Several years ago I attended a training in which our stake president taught us the formula for conversion: (faith + hope + works (motivation)) x grace = conversion.  Mormon teaches that our motivation in our works must be pure and with real intent (see Moroni 7:5-9). So how do we know if our motivation has real intent?  I once had a bishop who taught us to assume that every thought we had that would lift or help another was a prompting from the Lord.  Mormon teaches something similar:  “… all things which are good cometh of God; … wherefore, every thing which inviteth and enticeth to do good, and to love God, and to serve him, is inspired of God” (see Moroni 7:12-13). 

When I choose to act on these promptings, the Lord has shown me how to minister.  As I have acted, the Lord, through His grace, has blessed me with charity, or the pure love of Christ.  For a short time, I am able to see and love as the Savior would if He were here.  Through this my capacity for faith and hope have been enlarged.  As faith, hope and charity have increased in my life through learning how to and practicing ministering to others, I have felt a stronger desire to do more and be more like my Savior.  I have been shown how to “lay hold upon every good thing.” 

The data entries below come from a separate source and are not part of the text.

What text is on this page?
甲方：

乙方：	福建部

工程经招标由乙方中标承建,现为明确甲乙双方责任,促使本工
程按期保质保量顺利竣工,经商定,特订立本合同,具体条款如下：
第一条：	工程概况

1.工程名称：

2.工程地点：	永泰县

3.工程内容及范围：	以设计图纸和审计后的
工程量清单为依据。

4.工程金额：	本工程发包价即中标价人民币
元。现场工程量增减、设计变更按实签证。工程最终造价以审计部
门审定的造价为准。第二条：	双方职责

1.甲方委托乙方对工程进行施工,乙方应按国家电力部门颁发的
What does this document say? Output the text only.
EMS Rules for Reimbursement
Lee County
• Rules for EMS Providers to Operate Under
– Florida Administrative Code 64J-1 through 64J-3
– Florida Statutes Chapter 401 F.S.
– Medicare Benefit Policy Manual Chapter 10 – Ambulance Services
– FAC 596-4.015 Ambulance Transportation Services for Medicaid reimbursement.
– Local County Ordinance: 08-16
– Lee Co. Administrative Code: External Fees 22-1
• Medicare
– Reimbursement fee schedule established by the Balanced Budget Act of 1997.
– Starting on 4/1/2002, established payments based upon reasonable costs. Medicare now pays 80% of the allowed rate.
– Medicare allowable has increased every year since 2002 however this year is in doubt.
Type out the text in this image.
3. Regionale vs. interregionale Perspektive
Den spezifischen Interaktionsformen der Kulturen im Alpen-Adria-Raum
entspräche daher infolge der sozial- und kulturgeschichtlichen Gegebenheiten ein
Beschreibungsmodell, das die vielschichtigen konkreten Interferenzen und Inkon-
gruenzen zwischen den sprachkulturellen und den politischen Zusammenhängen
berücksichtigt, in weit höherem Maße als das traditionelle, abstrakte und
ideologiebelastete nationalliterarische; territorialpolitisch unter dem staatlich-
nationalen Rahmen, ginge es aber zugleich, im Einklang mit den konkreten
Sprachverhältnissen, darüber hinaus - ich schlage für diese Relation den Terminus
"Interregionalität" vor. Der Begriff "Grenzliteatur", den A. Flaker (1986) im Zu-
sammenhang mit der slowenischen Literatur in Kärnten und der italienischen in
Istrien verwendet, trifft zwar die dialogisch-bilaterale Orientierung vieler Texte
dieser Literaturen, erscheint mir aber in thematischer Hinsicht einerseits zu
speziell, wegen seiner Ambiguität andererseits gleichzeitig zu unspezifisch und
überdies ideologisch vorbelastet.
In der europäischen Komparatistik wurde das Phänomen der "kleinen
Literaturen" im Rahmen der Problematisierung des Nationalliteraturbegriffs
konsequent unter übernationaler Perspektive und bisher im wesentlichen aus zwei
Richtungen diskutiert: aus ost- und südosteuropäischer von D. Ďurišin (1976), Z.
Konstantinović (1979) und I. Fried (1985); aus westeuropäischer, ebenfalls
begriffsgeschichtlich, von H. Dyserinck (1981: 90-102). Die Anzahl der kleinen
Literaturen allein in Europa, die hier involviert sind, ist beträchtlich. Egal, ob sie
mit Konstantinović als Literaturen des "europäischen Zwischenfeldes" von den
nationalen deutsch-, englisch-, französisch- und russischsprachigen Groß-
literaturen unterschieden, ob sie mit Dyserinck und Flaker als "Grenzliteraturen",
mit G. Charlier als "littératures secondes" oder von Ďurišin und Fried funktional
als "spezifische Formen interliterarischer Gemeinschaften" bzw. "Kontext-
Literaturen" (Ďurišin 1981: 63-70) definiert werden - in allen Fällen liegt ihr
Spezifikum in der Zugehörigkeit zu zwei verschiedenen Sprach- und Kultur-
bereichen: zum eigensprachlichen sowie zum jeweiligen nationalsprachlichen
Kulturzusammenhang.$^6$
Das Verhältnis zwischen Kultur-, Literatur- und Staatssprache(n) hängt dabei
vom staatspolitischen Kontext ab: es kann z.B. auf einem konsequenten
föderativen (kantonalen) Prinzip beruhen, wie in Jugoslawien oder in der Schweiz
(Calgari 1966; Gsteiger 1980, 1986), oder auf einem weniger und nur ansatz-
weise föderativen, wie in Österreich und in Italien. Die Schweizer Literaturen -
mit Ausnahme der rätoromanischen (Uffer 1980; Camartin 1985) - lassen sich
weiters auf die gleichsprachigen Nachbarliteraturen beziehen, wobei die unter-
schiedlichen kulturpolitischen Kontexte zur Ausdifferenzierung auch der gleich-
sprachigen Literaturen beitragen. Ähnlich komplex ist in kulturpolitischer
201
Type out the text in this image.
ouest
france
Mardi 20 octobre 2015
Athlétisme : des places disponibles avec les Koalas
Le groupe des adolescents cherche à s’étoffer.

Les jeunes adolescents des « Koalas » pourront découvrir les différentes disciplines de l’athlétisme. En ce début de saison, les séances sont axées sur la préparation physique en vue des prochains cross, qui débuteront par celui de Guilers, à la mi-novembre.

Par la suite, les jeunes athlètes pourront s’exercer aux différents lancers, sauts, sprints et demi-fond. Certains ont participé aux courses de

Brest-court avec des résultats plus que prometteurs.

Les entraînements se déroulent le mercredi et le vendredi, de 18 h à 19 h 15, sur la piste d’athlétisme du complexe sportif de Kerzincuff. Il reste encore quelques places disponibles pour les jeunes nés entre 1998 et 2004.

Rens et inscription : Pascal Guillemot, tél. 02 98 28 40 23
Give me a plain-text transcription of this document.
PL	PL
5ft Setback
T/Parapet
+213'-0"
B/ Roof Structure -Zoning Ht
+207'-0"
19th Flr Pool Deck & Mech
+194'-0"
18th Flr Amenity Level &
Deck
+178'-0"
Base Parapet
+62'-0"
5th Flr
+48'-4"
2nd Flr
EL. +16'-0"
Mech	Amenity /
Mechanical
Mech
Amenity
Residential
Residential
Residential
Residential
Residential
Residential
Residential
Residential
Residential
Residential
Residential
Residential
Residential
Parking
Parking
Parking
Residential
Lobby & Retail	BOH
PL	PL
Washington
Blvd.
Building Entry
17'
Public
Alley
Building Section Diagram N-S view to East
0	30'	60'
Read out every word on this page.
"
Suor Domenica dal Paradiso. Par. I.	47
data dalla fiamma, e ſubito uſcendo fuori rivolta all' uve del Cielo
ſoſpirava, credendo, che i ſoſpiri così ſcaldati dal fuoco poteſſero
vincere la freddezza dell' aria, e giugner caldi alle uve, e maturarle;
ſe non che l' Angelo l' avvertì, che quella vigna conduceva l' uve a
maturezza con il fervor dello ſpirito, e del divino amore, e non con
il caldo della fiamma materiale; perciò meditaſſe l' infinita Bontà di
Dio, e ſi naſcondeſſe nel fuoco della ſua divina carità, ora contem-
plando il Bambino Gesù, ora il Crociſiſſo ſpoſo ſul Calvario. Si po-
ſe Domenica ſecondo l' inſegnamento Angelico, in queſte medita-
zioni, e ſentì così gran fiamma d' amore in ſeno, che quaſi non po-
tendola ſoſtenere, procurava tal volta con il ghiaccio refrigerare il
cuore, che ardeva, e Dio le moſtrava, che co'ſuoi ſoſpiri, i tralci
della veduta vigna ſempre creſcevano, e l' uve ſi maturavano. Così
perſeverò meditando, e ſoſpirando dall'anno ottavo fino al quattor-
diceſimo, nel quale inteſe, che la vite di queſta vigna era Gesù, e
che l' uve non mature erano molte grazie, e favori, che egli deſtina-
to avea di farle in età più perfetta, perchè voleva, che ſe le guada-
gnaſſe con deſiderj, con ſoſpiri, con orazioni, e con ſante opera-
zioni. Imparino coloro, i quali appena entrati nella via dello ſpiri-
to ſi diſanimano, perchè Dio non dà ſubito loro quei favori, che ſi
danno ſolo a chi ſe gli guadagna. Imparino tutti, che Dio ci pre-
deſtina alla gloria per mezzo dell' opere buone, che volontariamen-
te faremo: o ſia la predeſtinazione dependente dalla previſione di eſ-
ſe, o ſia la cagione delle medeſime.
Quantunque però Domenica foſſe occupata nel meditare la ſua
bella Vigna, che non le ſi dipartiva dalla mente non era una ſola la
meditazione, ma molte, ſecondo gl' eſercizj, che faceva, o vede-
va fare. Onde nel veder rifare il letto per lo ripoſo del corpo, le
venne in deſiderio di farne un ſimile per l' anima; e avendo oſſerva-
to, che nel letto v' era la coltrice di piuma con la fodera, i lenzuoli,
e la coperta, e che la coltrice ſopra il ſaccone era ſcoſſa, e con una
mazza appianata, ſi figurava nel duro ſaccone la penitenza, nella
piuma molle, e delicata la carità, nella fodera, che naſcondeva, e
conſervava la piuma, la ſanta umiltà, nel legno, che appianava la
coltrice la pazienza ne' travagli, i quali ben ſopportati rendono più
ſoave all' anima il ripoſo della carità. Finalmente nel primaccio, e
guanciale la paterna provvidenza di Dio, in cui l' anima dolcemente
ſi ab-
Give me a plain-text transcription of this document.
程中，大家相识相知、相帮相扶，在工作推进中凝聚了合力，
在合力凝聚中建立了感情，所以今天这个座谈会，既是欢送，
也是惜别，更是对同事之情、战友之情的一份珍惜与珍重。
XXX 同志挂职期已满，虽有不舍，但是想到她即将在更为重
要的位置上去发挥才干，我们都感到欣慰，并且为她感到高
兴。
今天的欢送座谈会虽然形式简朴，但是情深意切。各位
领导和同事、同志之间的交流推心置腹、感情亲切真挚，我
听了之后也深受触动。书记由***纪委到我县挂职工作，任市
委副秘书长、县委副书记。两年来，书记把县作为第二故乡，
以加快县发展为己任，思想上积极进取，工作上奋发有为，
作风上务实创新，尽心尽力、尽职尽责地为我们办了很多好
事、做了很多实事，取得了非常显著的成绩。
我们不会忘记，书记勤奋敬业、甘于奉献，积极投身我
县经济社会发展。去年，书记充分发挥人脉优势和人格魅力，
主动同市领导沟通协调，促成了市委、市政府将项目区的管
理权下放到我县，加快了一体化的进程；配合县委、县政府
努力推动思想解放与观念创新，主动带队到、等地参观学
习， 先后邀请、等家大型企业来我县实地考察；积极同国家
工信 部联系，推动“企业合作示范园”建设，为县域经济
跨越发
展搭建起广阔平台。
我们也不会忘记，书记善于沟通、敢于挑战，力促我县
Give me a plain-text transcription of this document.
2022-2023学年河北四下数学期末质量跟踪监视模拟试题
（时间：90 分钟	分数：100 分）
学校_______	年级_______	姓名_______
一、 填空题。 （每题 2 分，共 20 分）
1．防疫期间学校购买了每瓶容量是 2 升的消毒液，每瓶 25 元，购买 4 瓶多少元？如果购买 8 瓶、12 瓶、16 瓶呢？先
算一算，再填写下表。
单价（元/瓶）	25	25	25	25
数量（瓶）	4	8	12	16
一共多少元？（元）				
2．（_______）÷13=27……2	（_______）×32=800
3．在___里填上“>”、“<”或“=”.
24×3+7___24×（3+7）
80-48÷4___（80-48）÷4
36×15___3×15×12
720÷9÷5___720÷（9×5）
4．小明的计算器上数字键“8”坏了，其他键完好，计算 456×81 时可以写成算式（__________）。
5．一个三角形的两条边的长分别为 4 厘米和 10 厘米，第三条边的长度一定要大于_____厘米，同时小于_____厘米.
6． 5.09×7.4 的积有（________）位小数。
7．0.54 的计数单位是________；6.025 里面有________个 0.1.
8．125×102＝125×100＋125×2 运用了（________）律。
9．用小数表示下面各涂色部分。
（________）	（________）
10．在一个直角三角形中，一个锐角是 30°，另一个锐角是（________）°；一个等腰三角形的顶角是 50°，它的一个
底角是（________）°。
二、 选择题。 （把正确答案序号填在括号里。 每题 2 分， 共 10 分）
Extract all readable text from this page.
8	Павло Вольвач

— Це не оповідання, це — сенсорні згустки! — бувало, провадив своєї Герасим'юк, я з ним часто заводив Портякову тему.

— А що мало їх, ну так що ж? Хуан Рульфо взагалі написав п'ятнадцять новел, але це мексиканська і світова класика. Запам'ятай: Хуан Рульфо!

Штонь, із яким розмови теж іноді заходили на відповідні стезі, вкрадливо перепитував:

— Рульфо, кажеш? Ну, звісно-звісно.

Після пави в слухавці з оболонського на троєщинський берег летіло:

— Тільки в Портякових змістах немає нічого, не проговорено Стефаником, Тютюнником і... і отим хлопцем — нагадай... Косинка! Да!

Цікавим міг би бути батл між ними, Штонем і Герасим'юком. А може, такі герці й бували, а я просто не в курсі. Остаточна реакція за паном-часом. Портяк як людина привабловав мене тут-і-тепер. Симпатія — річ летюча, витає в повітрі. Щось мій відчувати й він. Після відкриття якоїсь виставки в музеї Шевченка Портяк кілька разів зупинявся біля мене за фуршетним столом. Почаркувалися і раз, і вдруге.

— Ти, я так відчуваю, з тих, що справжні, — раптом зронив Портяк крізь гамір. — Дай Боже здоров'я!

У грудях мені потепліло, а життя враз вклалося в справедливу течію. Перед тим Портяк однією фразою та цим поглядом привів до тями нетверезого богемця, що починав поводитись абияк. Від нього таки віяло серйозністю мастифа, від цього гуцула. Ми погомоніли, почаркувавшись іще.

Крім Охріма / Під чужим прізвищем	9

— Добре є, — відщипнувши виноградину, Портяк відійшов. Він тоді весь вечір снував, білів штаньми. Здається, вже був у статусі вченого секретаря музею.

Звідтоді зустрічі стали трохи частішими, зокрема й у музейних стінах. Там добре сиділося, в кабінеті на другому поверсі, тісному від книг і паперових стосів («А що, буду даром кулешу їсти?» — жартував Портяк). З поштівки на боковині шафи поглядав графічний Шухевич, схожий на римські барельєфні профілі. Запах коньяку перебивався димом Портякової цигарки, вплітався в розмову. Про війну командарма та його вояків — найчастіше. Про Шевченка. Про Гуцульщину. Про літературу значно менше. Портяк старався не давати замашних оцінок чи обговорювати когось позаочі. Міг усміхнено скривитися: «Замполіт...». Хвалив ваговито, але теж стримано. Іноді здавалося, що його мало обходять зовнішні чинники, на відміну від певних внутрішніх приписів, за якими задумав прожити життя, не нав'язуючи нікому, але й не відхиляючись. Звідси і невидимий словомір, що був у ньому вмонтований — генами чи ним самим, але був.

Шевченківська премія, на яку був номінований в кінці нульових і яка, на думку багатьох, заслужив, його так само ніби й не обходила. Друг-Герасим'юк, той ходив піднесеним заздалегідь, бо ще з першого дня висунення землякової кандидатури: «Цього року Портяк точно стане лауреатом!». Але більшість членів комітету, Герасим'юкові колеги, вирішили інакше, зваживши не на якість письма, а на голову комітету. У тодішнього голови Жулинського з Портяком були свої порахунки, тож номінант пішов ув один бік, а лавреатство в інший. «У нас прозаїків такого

Has life been smooth sailing since then?  No.  It has had its share of ups and downs, successes and failures, worries and challenges.  But what I have noticed is that it is charity have become the anchor that keeps me tethered to the Lord and fills me with hope and gives me faith that brings peace and joy even during hard times.  It is His pure love, charity, that never fails.  “[T]he miracle of Christ’s charity both saves us and changes us … transforming the soul, lifting it above the fallen standards to something far more noble, far more holy” (Jeffrey R. Holland, Christ and the New Covenant, 337). 

I feel as Ammon did when he said:  “And now, I ask, what great blessings has he bestowed upon us? Can ye tell? … [T]his is the blessing which hath been bestowed upon us, that we have been made instruments in the hands of God to bring about this great work” (Alma 26:2-3).  How grateful I am for the opportunities I have been given to learn how, to teach others how, and to practice ministering to others.  For it is through this that I am beginning to understand what it means to have charity and this has enlarged my hope and increased my faith.